Here's yet another article arguing that Israel should not form a commission of inquiry to examine the Goldstone Report, this one by former Chairman of the National Security Council Giora Eiland. Eiland gives four good reasons why Israel shouldn't set up the commission, but he leaves out the most important reason of all. Here are Eiland's four reasons.
The first reason has to do with the subject matter. Operation Cast Lead can be examined according to military-professional criteria, moral criteria, or diplomatic criteria. It must not be examined in line with international law criteria, as Goldstone wants, for the simple reason that it’s irrelevant. International law that pertains to wars is premised on three assumptions: The war pits states against each other, both sides deploy soldiers in uniform, and both sides are committed to the same codes. None of the above conditions was present in Gaza.

...

The second reason is the timing. Israel just handed over to the United Nations a detailed document that responds to each and every claim made by the Goldstone Report. Don’t we believe our own document?

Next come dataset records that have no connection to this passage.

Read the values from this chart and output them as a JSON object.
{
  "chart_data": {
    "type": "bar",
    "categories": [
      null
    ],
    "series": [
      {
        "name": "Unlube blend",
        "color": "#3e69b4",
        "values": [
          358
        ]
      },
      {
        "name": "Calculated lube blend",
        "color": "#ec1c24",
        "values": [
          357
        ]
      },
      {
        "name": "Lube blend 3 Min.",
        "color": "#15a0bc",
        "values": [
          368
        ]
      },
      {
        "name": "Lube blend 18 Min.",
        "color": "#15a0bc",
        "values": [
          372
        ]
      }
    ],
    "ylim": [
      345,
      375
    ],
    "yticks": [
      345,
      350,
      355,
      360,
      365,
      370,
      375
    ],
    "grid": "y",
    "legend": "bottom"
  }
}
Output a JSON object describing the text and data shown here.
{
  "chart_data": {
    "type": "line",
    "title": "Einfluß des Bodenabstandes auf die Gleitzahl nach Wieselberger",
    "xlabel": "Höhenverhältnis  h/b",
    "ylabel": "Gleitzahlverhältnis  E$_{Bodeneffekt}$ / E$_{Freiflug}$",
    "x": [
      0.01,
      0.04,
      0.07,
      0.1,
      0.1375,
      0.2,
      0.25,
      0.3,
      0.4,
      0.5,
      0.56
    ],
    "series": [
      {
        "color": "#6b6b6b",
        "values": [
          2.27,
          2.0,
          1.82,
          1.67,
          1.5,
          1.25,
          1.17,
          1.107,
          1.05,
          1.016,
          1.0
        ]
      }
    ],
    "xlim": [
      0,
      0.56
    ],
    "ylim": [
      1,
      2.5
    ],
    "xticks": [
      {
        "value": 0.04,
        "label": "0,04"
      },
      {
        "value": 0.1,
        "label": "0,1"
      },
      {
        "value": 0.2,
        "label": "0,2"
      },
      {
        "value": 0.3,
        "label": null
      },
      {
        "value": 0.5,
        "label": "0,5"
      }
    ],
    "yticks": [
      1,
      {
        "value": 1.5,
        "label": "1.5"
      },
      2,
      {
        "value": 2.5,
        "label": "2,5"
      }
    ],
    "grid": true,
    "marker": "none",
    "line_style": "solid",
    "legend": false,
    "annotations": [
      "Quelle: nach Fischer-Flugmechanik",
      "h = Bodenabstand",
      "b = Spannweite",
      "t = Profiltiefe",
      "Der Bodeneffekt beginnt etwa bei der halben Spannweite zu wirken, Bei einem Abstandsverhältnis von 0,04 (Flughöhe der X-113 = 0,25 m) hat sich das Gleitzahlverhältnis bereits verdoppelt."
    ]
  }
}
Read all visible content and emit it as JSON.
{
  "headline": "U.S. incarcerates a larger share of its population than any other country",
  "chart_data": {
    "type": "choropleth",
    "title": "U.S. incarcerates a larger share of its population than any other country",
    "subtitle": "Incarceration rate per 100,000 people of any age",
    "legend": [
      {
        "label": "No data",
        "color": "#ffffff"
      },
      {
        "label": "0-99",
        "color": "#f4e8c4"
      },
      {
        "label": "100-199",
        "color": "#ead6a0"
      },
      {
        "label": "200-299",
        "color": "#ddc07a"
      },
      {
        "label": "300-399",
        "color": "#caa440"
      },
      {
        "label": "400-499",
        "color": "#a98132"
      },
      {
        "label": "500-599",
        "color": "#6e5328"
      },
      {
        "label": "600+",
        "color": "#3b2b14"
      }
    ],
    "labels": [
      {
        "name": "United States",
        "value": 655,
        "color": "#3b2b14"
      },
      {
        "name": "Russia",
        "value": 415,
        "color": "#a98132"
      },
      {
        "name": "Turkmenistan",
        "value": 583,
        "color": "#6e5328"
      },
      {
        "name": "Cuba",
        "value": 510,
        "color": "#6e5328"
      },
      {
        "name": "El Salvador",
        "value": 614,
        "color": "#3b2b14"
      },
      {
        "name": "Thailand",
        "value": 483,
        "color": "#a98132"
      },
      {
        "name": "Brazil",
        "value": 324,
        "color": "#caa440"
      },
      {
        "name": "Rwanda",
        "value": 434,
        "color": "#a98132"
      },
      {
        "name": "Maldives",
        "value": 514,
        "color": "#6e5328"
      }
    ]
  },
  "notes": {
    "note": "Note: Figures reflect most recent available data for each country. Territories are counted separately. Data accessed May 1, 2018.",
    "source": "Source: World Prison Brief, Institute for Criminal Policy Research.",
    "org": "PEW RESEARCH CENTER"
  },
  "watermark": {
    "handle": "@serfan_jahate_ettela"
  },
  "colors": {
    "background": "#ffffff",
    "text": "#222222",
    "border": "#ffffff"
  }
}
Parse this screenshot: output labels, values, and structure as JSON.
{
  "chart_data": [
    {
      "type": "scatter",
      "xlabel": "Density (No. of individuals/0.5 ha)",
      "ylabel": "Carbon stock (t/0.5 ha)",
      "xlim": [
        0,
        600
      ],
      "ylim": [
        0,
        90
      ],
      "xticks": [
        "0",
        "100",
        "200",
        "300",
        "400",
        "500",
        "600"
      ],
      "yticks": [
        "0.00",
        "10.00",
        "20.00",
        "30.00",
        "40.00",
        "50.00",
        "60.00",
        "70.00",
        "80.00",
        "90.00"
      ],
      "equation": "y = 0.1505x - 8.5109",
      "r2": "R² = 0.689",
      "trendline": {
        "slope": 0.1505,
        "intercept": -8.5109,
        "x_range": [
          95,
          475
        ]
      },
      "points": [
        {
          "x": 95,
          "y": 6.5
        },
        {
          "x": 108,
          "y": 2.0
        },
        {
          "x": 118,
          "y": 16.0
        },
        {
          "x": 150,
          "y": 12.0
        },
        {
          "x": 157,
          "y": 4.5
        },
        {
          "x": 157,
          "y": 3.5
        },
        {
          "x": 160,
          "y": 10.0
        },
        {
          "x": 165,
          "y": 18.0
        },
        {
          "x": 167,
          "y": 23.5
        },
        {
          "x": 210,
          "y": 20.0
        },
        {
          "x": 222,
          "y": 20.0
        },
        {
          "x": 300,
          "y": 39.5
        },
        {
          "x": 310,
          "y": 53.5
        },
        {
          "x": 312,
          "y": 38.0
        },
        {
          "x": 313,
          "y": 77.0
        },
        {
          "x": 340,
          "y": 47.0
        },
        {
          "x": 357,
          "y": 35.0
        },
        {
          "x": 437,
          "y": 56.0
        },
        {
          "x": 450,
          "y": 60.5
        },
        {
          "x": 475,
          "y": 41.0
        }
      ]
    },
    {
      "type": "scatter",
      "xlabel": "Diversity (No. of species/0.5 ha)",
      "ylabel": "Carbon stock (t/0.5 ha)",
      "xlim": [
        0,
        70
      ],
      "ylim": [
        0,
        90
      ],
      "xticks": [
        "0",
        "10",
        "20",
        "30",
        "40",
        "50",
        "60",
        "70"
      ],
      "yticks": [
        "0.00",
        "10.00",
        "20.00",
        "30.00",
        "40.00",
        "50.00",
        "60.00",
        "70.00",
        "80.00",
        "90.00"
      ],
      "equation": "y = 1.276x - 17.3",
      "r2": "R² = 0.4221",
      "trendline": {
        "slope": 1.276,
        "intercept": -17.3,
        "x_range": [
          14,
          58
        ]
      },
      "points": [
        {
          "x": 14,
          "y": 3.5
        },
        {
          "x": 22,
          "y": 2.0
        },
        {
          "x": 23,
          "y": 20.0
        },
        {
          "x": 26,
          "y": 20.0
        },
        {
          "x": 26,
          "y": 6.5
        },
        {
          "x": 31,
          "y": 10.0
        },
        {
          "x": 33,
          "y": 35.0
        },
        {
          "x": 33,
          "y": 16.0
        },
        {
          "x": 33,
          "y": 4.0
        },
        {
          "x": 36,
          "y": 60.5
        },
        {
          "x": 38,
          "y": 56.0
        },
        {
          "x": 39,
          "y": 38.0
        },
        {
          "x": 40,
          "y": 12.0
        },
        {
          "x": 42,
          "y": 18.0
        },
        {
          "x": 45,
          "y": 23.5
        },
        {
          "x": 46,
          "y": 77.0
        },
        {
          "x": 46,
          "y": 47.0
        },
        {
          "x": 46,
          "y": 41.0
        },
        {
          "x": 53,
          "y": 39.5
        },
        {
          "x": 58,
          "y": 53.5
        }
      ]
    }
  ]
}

The third reason is political. Those who appointed the Goldstone Committee are trying to push Israel into a situation whereby any effective military operation will be considered illegitimate. Goldstone specifically said that Israel can only utilize precise commando operations against the rocket threat. Adopting this approach completely contradicts the American interest. As opposed to the negative predictions, whereby the US won’t back us should we fail to establish a commission of inquiry, the US and other Western countries will be supporting us, if only because of their identical interests on this front.

The fourth reason is domestic. The Israeli public accepts the need for a commission of inquiry and even demands it when it turns out that the army’s and political leadership’s performance was disappointing (as was the case in the Yom Kippur War and in the Second Lebanon War,) or when genuine concerns emerge as to the army’s morality (as was the case in Sabra and Shalita.) The public will justifiably resist an inquiry aimed at appeasing the gentiles and placing the IDF at court for no good reason.
But the most important reason of all for rejecting a commission of inquiry is that a commission of inquiry won't change anything. The world doesn't want a commission of inquiry - it wants IDF soldiers court-martialed, kicked out of the army and put in jail so that the next time the IDF won't fight a war against terrorists because its officers won't want to risk their careers and their freedom to fight war that will result in their spending the rest of their natural lives in jail. The world wants a commission of inquiry so that the IDF will no longer be in the terror-fighting business, and therefore there will soon no longer be a Jewish state (God forbid). That's the real reason behind the calls for a commission of inquiry, led by a self-hating Jew who is willing to sacrifice his people for his own boundless personal ambition.

A commission of inquiry that confirms that IDF soldiers are innocent of war crimes will solve nothing.

And that is why the calls for a commission of inquiry should be rejected.

3 Comments:

At 10:53 PM, Anonymous Anonymous said...

Israel should form a commission to investigate the Goldstone Commission.

 
At 11:17 PM, Blogger NormanF said...

As Shy Guy knows, the most important reason is Ehud Barak. He's dead set against it. I hope the Israeli government follows his lead on this one.

 
At 6:46 AM, Anonymous Anonymous said...

Norman, I think you misunderstood me.

Israel should NOT investigate itself. It should investigate Goldstone. Carl's been doing it.